Mama Mary’s tea shop is a one-room hut is small and dark and filled with furniture, cooking utensils and clothes. Under the wooden countertop she pulls out a few boxes of mugs and sugar.

“It’s going well,” she smiles proudly. Mama Mary represents what I want all of our women to be. She has something for herself now and so when peace comes one day she can find her own way and pay for her kids’ school fees. Her daughter has finished secondary school and she wants to send her to university.

But so many of the women here have nothing. Due to our culture, which ranks them as second-class citizens, they face a lot of challenges. As a result of the conflict, women are the ones working in the house and on the farms and taking care of the kids, while their children, husbands and brothers are dying.

I want to teach children how to save money and have an income, and I want to work for a better future for South Sudan, especially for our women and girls.

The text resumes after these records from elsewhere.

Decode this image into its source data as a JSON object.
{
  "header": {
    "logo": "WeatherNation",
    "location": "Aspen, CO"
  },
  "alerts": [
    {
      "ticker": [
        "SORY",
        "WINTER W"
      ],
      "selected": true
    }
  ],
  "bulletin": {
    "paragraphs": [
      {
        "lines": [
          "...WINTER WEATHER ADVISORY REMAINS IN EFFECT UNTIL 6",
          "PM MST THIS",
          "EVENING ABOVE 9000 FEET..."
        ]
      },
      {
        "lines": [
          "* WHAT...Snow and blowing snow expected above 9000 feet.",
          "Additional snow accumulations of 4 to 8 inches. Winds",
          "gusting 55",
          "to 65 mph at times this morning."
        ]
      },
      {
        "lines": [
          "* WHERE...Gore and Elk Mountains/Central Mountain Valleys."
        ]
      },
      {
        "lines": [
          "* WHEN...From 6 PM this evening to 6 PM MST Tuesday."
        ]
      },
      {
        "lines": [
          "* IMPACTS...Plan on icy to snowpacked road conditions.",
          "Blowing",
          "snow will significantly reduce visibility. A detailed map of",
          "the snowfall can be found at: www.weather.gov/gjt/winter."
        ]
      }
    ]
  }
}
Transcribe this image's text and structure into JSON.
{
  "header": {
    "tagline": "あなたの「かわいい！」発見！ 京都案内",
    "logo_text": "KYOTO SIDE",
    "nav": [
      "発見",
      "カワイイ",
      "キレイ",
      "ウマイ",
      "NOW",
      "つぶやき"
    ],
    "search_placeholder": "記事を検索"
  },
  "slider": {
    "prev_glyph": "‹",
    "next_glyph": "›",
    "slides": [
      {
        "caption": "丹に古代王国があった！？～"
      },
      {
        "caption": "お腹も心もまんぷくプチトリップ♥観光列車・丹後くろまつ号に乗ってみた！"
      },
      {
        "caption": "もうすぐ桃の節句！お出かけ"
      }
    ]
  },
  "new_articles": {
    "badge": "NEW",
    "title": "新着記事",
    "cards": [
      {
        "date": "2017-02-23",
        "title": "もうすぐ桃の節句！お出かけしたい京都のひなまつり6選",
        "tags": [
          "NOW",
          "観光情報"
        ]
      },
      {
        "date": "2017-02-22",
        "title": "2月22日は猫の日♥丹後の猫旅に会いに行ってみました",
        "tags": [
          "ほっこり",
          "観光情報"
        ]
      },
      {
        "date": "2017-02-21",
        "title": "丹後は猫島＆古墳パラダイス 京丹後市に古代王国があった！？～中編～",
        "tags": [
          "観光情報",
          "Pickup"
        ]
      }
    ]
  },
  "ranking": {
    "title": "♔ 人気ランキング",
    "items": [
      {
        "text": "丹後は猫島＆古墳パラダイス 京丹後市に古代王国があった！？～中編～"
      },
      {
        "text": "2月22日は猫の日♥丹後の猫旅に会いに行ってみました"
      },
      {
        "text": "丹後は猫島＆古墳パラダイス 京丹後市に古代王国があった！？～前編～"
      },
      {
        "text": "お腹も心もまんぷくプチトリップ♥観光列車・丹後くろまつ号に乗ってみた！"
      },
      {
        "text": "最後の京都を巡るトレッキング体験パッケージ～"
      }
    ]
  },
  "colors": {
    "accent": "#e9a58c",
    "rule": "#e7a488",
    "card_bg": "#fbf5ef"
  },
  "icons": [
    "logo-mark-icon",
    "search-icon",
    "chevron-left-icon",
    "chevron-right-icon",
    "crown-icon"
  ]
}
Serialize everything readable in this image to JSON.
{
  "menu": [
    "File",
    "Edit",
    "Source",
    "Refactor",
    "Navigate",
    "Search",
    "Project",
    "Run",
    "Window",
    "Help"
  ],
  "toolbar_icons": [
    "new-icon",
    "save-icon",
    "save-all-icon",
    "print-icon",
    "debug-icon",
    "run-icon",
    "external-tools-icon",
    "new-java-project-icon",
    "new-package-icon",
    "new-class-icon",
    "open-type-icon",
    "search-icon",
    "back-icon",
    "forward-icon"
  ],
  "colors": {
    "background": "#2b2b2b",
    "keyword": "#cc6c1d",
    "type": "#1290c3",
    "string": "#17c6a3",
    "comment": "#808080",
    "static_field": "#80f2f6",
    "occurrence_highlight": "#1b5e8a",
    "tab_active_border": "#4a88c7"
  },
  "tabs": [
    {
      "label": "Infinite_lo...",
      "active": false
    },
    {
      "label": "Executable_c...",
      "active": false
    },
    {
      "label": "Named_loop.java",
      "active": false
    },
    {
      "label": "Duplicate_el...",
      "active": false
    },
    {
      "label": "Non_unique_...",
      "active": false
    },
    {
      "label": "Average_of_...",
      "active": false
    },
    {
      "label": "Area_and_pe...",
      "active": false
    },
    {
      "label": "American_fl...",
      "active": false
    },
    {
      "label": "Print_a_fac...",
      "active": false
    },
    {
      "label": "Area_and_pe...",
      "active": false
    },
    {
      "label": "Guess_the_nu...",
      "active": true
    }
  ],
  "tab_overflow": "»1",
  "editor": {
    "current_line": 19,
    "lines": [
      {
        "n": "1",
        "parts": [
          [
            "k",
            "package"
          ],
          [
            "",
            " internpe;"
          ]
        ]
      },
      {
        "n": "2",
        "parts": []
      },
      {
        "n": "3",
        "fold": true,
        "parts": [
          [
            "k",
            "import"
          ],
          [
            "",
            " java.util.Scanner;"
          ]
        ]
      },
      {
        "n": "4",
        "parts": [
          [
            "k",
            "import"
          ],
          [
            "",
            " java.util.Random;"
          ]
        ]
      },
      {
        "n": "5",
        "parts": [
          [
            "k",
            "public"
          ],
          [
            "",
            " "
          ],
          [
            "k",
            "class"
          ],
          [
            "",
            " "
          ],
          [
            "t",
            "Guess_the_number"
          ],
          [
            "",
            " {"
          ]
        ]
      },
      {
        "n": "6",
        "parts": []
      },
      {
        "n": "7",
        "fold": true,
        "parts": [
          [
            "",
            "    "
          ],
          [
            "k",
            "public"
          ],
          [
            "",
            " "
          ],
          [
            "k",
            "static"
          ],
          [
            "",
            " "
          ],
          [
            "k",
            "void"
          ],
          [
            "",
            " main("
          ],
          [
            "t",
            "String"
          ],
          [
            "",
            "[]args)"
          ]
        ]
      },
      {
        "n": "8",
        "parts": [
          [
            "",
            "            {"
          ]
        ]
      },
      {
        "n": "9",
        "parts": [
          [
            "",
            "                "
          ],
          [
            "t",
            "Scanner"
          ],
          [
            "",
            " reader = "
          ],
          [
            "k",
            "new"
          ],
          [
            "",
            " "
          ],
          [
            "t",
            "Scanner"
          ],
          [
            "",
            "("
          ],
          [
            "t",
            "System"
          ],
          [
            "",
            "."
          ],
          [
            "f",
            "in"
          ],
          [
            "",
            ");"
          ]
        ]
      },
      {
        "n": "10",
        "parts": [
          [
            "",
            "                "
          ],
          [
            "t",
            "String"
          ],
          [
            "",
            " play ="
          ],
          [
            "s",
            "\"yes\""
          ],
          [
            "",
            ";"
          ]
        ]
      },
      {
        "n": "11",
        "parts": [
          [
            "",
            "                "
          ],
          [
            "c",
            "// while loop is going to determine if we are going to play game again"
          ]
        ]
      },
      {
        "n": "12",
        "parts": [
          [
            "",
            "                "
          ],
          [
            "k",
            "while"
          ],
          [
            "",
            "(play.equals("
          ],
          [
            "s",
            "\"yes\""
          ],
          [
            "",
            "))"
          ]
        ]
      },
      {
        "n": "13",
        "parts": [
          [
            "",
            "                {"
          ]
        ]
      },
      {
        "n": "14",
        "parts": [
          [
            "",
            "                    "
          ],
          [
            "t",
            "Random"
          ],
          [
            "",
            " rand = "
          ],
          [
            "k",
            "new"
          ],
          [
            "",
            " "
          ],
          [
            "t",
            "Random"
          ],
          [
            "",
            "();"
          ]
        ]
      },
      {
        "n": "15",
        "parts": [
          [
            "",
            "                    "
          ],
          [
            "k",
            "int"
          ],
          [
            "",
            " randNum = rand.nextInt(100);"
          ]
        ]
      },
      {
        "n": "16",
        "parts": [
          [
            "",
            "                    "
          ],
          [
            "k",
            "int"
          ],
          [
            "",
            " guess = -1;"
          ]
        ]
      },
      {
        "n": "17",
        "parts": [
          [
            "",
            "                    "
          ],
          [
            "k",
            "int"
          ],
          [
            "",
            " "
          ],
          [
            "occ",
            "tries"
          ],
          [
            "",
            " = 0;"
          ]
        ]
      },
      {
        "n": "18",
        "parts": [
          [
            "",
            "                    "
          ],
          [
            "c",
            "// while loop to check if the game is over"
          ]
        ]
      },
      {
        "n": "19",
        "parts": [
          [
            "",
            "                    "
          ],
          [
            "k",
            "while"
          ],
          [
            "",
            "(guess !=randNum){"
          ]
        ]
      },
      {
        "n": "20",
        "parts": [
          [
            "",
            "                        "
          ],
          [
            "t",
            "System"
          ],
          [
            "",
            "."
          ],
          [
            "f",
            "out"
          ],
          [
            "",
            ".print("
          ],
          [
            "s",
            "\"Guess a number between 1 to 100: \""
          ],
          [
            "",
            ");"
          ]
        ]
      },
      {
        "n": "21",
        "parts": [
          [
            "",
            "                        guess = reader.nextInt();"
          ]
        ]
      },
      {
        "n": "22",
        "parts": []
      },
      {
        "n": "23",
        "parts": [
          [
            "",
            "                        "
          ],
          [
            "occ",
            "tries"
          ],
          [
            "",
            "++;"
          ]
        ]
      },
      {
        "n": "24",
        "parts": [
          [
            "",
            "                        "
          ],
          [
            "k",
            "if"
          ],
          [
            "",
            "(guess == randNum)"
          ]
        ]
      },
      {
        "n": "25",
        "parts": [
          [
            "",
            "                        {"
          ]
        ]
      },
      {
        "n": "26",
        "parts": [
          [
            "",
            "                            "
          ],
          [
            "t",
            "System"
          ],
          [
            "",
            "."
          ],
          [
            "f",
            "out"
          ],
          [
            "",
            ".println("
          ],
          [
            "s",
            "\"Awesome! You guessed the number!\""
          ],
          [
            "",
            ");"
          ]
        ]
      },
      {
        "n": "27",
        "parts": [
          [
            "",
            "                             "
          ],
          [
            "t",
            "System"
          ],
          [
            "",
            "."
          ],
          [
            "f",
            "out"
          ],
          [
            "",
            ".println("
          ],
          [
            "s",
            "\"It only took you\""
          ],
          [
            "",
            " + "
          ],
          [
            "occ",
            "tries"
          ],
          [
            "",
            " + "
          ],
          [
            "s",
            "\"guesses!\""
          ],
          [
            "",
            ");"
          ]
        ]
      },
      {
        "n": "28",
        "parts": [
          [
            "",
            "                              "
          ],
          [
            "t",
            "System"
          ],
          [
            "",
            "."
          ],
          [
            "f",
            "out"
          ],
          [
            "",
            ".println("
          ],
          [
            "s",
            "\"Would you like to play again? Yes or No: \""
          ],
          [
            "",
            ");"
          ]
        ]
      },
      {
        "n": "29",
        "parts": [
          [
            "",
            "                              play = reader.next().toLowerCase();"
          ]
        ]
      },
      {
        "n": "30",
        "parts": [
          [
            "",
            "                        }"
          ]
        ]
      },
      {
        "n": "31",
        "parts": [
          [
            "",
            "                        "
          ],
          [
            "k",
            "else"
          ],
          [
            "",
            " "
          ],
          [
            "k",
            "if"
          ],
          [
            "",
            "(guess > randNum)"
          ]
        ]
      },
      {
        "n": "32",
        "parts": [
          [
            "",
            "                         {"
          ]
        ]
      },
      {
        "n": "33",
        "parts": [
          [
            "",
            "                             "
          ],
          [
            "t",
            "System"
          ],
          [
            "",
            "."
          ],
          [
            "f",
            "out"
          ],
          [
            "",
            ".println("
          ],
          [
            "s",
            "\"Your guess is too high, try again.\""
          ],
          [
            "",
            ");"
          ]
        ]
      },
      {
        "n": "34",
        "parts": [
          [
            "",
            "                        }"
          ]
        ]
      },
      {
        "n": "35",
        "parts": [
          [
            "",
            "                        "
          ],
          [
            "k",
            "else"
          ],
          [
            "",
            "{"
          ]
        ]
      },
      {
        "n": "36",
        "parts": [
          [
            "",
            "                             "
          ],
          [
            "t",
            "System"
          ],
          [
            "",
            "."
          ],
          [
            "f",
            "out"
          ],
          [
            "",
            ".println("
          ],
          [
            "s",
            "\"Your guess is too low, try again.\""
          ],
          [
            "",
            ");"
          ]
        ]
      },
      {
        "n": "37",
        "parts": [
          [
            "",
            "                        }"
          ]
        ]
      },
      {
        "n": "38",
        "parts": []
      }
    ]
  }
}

Most of them have no links with schools or society at large. A lot of them can’t read or write, and so in addition to our business programs, we also run an adult literacy group. Right now we have 19 women and 33 men in the beginner group.

If this project had more money, I’d love to work outside of Juba in other internally displaced person’s sites around the country. I want to teach children how to save money and have an income, and I want to work for a better future for South Sudan, especially for our women and girls. I’d love to see all South Sudanese women educated. I want to see a woman president one day.

My mother is a teacher, and she always told me, “When you do something, you have to do it for other people.” That’s why I do this.